Segundo o professor e crítico literário Antônio Cândido, em seu artigo “A vida ao rés-
do-chão” (1980):

“A crônica não é um “gênero maior”. Não se imagina uma literatura feita de grandes
cronistas, que lhe dessem o brilho universal dos grandes romancistas, dramaturgos e
poetas. Nem se pensaria em atribuir o Prêmio Nobel a um cronista, por melhor que
fosse. Portanto, parece mesmo que a crônica é um gênero menor. “Graças a Deus”,
seria o caso de dizer, porque sendo assim ela fica mais perto de nós. E para muitos
pode servir de caminho não apenas para a vida, que ela serve de perto, mas para a
literatura (...).

(...) Ora, a crônica está sempre ajudando a estabelecer ou restabelecer a dimensão das
coisas e das pessoas. Em lugar de oferecer um cenário excelso, numa revoada de
adjetivos e períodos candentes, pega o miúdo e mostra nele uma grandeza, uma beleza
ou uma singularidade insuspeitadas. Ela é amiga da verdade e da poesia nas suas
formas mais diretas e também nas suas formas mais fantásticas, sobretudo porque
quase sempre utiliza o humor. Isto acontece porque não tem pretensões a durar, uma
vez que é filha do jornal e da era da máquina, onde tudo acaba tão depressa.
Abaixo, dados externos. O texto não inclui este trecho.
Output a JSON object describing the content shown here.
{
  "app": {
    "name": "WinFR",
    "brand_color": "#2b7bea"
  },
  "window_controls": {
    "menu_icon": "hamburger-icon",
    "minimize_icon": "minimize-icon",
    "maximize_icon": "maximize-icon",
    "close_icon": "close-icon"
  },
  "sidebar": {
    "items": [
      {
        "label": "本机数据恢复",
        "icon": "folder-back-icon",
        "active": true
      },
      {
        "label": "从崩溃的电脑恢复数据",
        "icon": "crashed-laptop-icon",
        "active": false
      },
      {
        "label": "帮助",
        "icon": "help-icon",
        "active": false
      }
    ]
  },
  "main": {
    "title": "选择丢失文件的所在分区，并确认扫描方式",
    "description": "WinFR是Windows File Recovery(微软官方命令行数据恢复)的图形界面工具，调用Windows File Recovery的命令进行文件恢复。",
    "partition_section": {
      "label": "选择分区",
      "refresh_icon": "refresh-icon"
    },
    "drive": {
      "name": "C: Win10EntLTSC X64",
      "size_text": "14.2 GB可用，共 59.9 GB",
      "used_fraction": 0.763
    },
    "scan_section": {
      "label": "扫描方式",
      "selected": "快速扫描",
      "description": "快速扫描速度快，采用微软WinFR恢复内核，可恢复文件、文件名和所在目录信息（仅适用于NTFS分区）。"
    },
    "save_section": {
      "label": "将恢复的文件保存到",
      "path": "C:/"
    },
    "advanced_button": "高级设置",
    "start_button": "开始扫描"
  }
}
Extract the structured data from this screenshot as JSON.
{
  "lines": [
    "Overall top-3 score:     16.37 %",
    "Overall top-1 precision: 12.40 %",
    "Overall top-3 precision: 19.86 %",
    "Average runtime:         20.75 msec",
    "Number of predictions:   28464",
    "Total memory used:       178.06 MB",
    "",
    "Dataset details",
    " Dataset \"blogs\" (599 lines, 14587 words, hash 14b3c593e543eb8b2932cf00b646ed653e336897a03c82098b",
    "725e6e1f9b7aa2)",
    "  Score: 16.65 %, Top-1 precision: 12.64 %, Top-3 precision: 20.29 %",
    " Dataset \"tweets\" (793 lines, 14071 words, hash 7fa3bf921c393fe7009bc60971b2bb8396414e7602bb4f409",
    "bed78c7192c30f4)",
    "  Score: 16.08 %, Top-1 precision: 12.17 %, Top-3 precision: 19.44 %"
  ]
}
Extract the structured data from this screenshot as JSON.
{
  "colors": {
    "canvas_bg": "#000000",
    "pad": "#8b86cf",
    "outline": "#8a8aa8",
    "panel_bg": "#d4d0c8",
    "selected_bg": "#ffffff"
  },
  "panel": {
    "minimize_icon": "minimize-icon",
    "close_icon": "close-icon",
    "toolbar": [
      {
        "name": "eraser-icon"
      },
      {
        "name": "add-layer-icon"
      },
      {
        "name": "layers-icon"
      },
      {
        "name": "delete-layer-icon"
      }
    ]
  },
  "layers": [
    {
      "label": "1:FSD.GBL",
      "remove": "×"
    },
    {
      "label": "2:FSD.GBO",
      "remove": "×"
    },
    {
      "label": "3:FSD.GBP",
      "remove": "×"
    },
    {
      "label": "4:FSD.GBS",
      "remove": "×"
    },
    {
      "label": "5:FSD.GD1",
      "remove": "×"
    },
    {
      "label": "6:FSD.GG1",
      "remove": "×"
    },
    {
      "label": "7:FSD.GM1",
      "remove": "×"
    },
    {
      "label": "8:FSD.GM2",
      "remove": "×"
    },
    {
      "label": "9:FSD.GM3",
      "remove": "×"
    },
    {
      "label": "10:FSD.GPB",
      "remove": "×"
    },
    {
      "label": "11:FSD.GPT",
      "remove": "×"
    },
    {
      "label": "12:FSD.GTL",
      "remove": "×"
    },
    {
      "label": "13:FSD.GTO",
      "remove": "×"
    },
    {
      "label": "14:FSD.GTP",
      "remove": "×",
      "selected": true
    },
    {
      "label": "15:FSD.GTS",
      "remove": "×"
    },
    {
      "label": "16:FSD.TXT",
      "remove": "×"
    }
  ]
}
Ela não
foi feita originalmente para o livro, mas para essa publicação efêmera que se compra
num dia e no dia seguinte é usada para embrulhar um par de sapatos ou forrar o chão
da cozinha.”

Nesse trecho, tão esclarecedor, podemos destacar as características fundamentais da


crônica, como, por exemplo, a aproximação com o público, na medida em que contém
uma linguagem mais direta e despretensiosa.

Além disso, o autor destaca um de seus principais aspectos, ou seja, a curta duração que
possui esse produção textual.
As características das crônicas

 narrativa curta;
 uso de uma linguagem simples e coloquial;
 presença de poucos personagens, se houver;
 espaço reduzido;
 temas relacionados a acontecimentos cotidianos.

O amor e a morte (Carlos Heitor Cony)


Foi em dezembro, dez anos atrás. Mila teve nove filhotes, impossível ficar com a
ninhada inteira, fiquei com aquela que me parecia a mais próxima da mãe.

Nasceu em minha casa, foi gerada em minha casa, nela viveu esses dez anos,
participando de tudo, recebendo meus amigos na sala, cheirando-os e ficando ao lado
deles - sabendo que, de alguma forma, devia homenageá-los por mim e por ela.

Ao contrário da mãe, que tinha alguma autonomia existencial, aquilo que eu chamava
de “fumos fidalgos”, como o Dom Casmurro, Títi era um prolongamento, o dia e a
noite, o sol e todas as estrelas, o universo dela centrava-se em acompanhar, resumia-se
em estar perto.

Quando Mila foi embora, há dois anos, ela compreendeu que ficara mais importante -e,
se isso fosse possível, mais amada. Escoou com sabedoria a dor e o pranto, a ausência e
a tristeza, e se já era atenta aos movimentos mais insignificantes da casa, com o tempo
tornou-se um pedaço significante da vida em geral e do meu mundo particular.

Vida e mundo que deverão, agora, continuar sem ela -se é que posso chamar de
continuação o que tenho pela frente. Perdi alguns amigos, recentemente, mas foram
perdas coletivas que doeram, mas, de certa forma, são compensadas pela repartição do
prejuízo.

Perder Títi é um “resto de terra arrancado” de mim mesmo -e estou citando pela
segunda vez Machado de Assis, que criou um cão com o nome do dono (Quincas
Borba) e sabia como ninguém que dono e cão são uma coisa só.

Essa “coisa só” fica mais só, nem por isso fica mais forte, como queria Ibsen. Fica
apenas mais sozinho mesmo, sem ter aquele olhar que vai fundo da gente e adivinha até
a alegria e a tristeza que sentimos sem compreender. Sem Títi, é mais fácil aceitar que a
morte seja tão poderosa, desde que seja bem menos poderosa do que o amor.